Baseada no romance gótico “A Volta do Parafuso”, de Henry James, “A Maldição da Mansão Bly” tenta escapar da sombra avassaladora de “Residência Hill”. Apostando alto em uma dramaticidade subversiva, o psicológico da obra de Mike Flanagan sobressai ao terror e, em uma vertente fantasmagórica sólida e expressiva, torna-se o suficiente para chamar a atenção.

A Maldição da Mansão Bly” tem início em 1987, na Inglaterra, e conta a história de Dani Clayton (Victoria Pedretti), uma jovem governanta que é contratada pelo misterioso Henry Wingrave (Henry Thomas) para tomar conta de seus dois sobrinhos órfãos – Flora (Amelie Bea Smith) e Miles (Benjamin Evan Ainsworth) – em uma mansão reclusa e assustadora na região de Bly.

Inicialmente encantador, o local revela segredos obscuros e traz à tona medos e fantasmas do passado, principalmente para a recém-chegada Dani, que se vê obrigada a lidar com a memória de seu falecido noivo e com o comportamento incomum e assustador das duas crianças da casa. Definitivamente assombrada, a maligna Mansão Bly consome seus inquilinos e tenta se apossar eternamente deles, enquanto expõe seus mistérios e permite que espíritos sem rosto circulem, na escuridão, pelos tortuosos corredores da maldita residência.

A Maldição da Mansão Bly
A Maldição da Mansão Bly / Netflix

“A Maldição da Mansão Bly”, cuja narrativa não é uma sequência de “Residência Hill” , segue por uma vertente diferente de sua antecessora. Dirigida por Mike Flanagan – “Ouija: Origem do Mal” e “Jogo Perigoso” -, o terror da Netflix aposta em uma trama psicológica, romântica e dramática, que passa menos tempo elaborando seus sustos – ainda assim, eficazes -, para explorar a poderosa força de seus personagens e a envolvente história de ódio e rancor que transforma qualquer morto em uma assombração desfigurada. A “renúncia” aos clássicos do gênero dão força para “Mansão Bly” desenvolver uma história íntima, apaixonante e absorta em arrependimentos que, por fim, é capaz de se tornar atraente para qualquer espectador.
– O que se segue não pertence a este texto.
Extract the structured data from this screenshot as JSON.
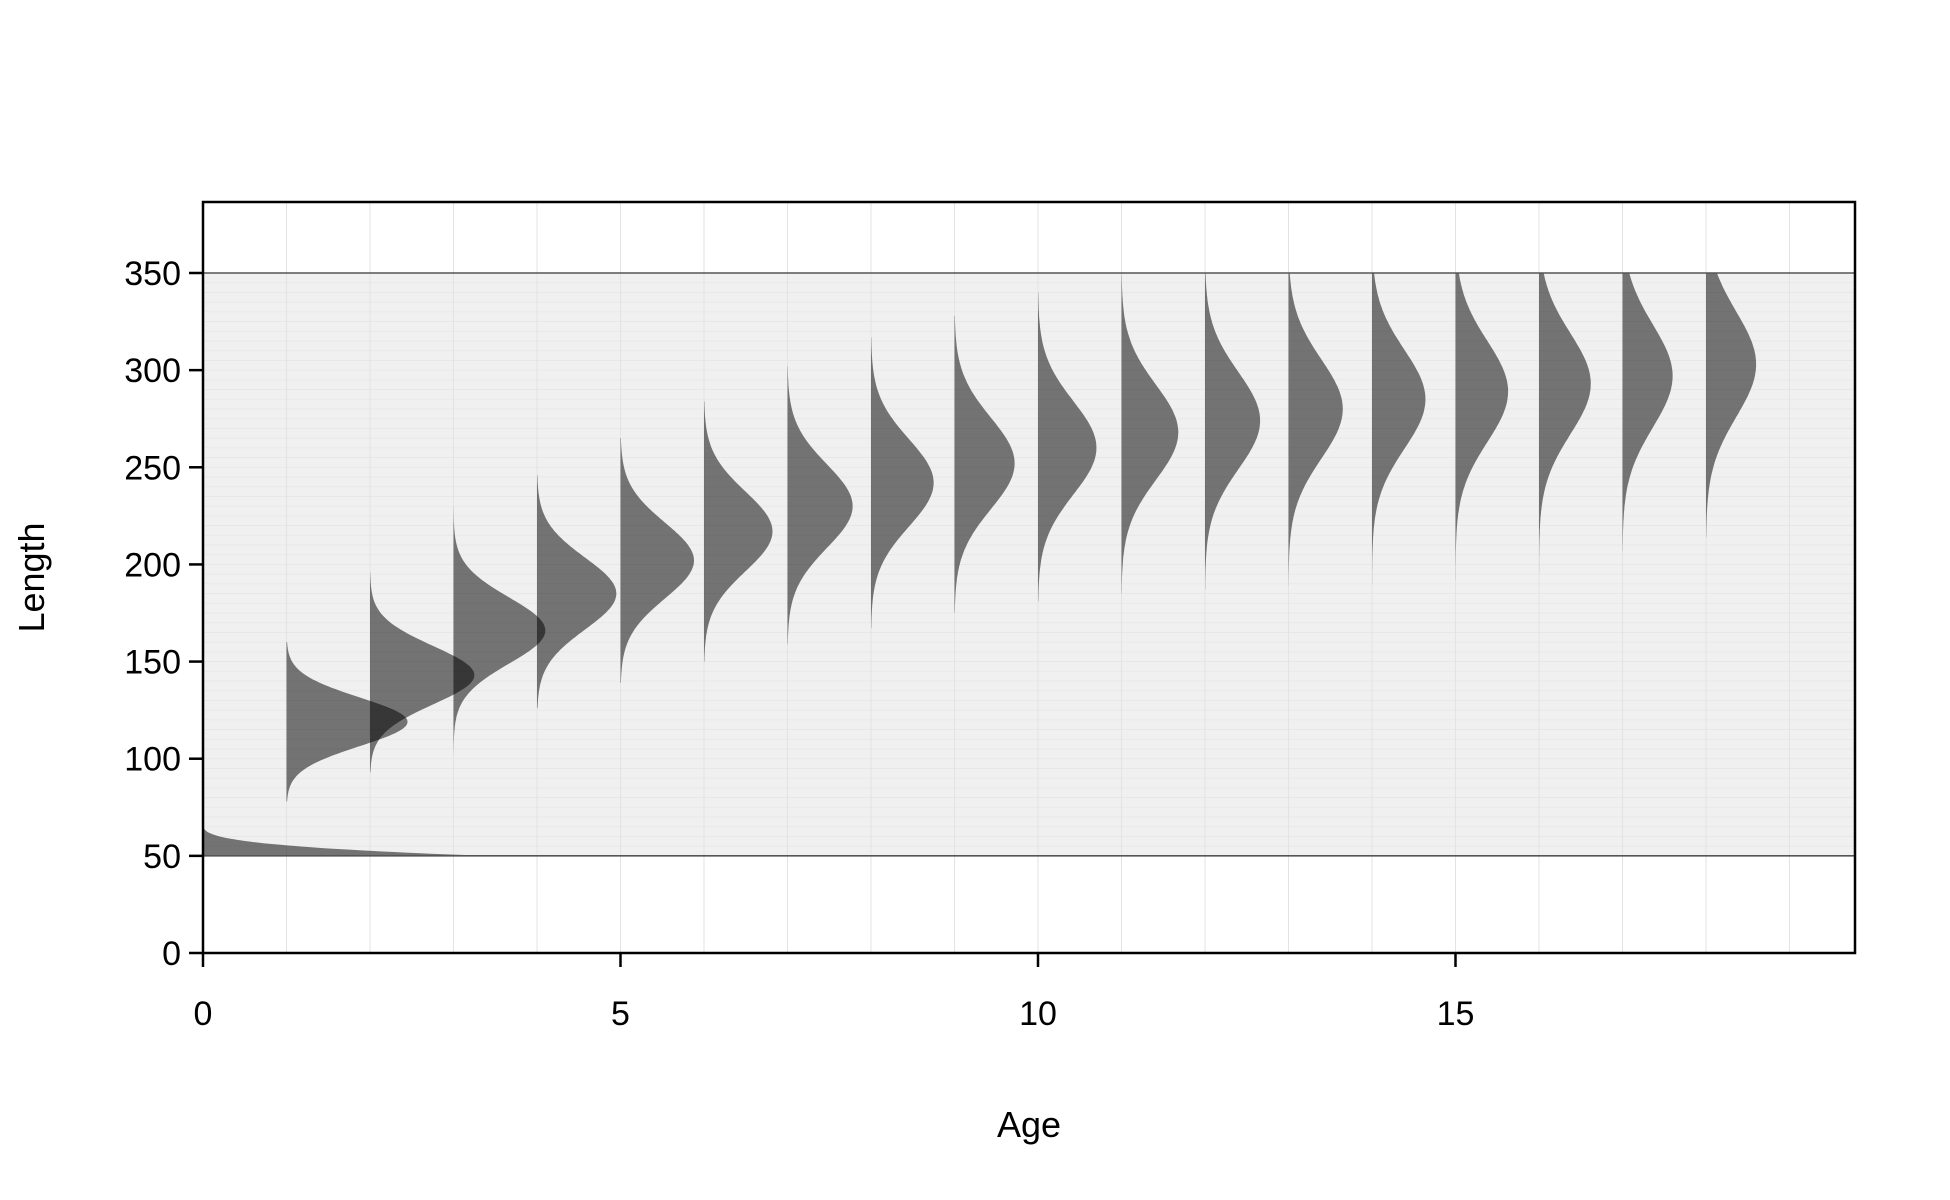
{
  "chart_data": {
    "type": "area",
    "title": "",
    "xlabel": "Age",
    "ylabel": "Length",
    "xlim": [
      0,
      20
    ],
    "ylim": [
      0,
      350
    ],
    "x_ticks": [
      0,
      5,
      10,
      15
    ],
    "y_ticks": [
      0,
      50,
      100,
      150,
      200,
      250,
      300,
      350
    ],
    "length_range": [
      50,
      350
    ],
    "grid": true,
    "fill_color": "#000000",
    "fill_opacity": 0.52,
    "background_band_color": "#f0f0f0",
    "age0_tail": {
      "min_length": 50,
      "max_length": 67,
      "max_age_extent": 3.4
    },
    "series": [
      {
        "name": "1",
        "age": 1,
        "mean": 119,
        "sd": 12.5,
        "peak_width": 1.45,
        "min": 78,
        "max": 160
      },
      {
        "name": "2",
        "age": 2,
        "mean": 143,
        "sd": 15,
        "peak_width": 1.25,
        "min": 93,
        "max": 196
      },
      {
        "name": "3",
        "age": 3,
        "mean": 166,
        "sd": 17,
        "peak_width": 1.1,
        "min": 103,
        "max": 230
      },
      {
        "name": "4",
        "age": 4,
        "mean": 185,
        "sd": 18.5,
        "peak_width": 0.95,
        "min": 126,
        "max": 246
      },
      {
        "name": "5",
        "age": 5,
        "mean": 202,
        "sd": 19.5,
        "peak_width": 0.88,
        "min": 139,
        "max": 265
      },
      {
        "name": "6",
        "age": 6,
        "mean": 217,
        "sd": 20.5,
        "peak_width": 0.82,
        "min": 150,
        "max": 284
      },
      {
        "name": "7",
        "age": 7,
        "mean": 230,
        "sd": 21.5,
        "peak_width": 0.78,
        "min": 159,
        "max": 302
      },
      {
        "name": "8",
        "age": 8,
        "mean": 242,
        "sd": 22.5,
        "peak_width": 0.75,
        "min": 167,
        "max": 317
      },
      {
        "name": "9",
        "age": 9,
        "mean": 252,
        "sd": 23.5,
        "peak_width": 0.72,
        "min": 175,
        "max": 328
      },
      {
        "name": "10",
        "age": 10,
        "mean": 260,
        "sd": 24,
        "peak_width": 0.7,
        "min": 181,
        "max": 340
      },
      {
        "name": "11",
        "age": 11,
        "mean": 268,
        "sd": 24.5,
        "peak_width": 0.68,
        "min": 185,
        "max": 350
      },
      {
        "name": "12",
        "age": 12,
        "mean": 274,
        "sd": 25,
        "peak_width": 0.66,
        "min": 187,
        "max": 350
      },
      {
        "name": "13",
        "age": 13,
        "mean": 280,
        "sd": 25.5,
        "peak_width": 0.65,
        "min": 189,
        "max": 350
      },
      {
        "name": "14",
        "age": 14,
        "mean": 285,
        "sd": 25.5,
        "peak_width": 0.64,
        "min": 190,
        "max": 350
      },
      {
        "name": "15",
        "age": 15,
        "mean": 289,
        "sd": 26,
        "peak_width": 0.63,
        "min": 188,
        "max": 350
      },
      {
        "name": "16",
        "age": 16,
        "mean": 293,
        "sd": 26,
        "peak_width": 0.62,
        "min": 178,
        "max": 350
      },
      {
        "name": "17",
        "age": 17,
        "mean": 297,
        "sd": 26.5,
        "peak_width": 0.6,
        "min": 207,
        "max": 350
      },
      {
        "name": "18",
        "age": 18,
        "mean": 303,
        "sd": 27,
        "peak_width": 0.6,
        "min": 214,
        "max": 350
      }
    ]
  }
}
Extremamente relacionável, a maior qualidade da obra fantasmagórica da Netflix é a profunda relação entre os sentimentos dos protagonistas – no geral, a culpa – e as aparições assombrosas da mansão. Mantendo o suspense e a ação necessários para estimular a narrativa, até certo ponto, a teia dramática de “Bly Manor” se destaca entre as demais produções e estabelece um padrão interessante e perturbador. No entanto, o que a faz se diferenciar, também é o que a torna imperfeita. A aposta fria em uma narrativa Ultrarromântica torna o ritmo da série lento e, por vezes, repetitivo. Nada capaz de diminuir o brilho do novo trabalho de Flanagan, porém, parte do potencial parece ter sido deixado de lado. O espetáculo poderia ser ainda maior.

A Maldição da Mansão Bly / Netflix

“A Maldição da Mansão Bly”, sem medo de ser diferente, foge de todas as amarras convencionais do terror e, contando com o retorno de Victoria Pedretti, Henry Thomas, Carla Gugino, Oliver Jackson-Cohen e Kate Siegel – protagonistas de “Residência Hill” -, impressiona novamente. Se o tom da série pode, por vezes, falhar, o quadro geral da produção é um deleite visual e cria, constantemente, uma sensação mórbida de mal-estar. A atmosfera concebida em torno da mansão é brilhante e, dessa forma, nos sentimos em cena com cada um dos personagens, apenas para sermos igualmente assombrados pela Dama do Lago e sua fúria implacável.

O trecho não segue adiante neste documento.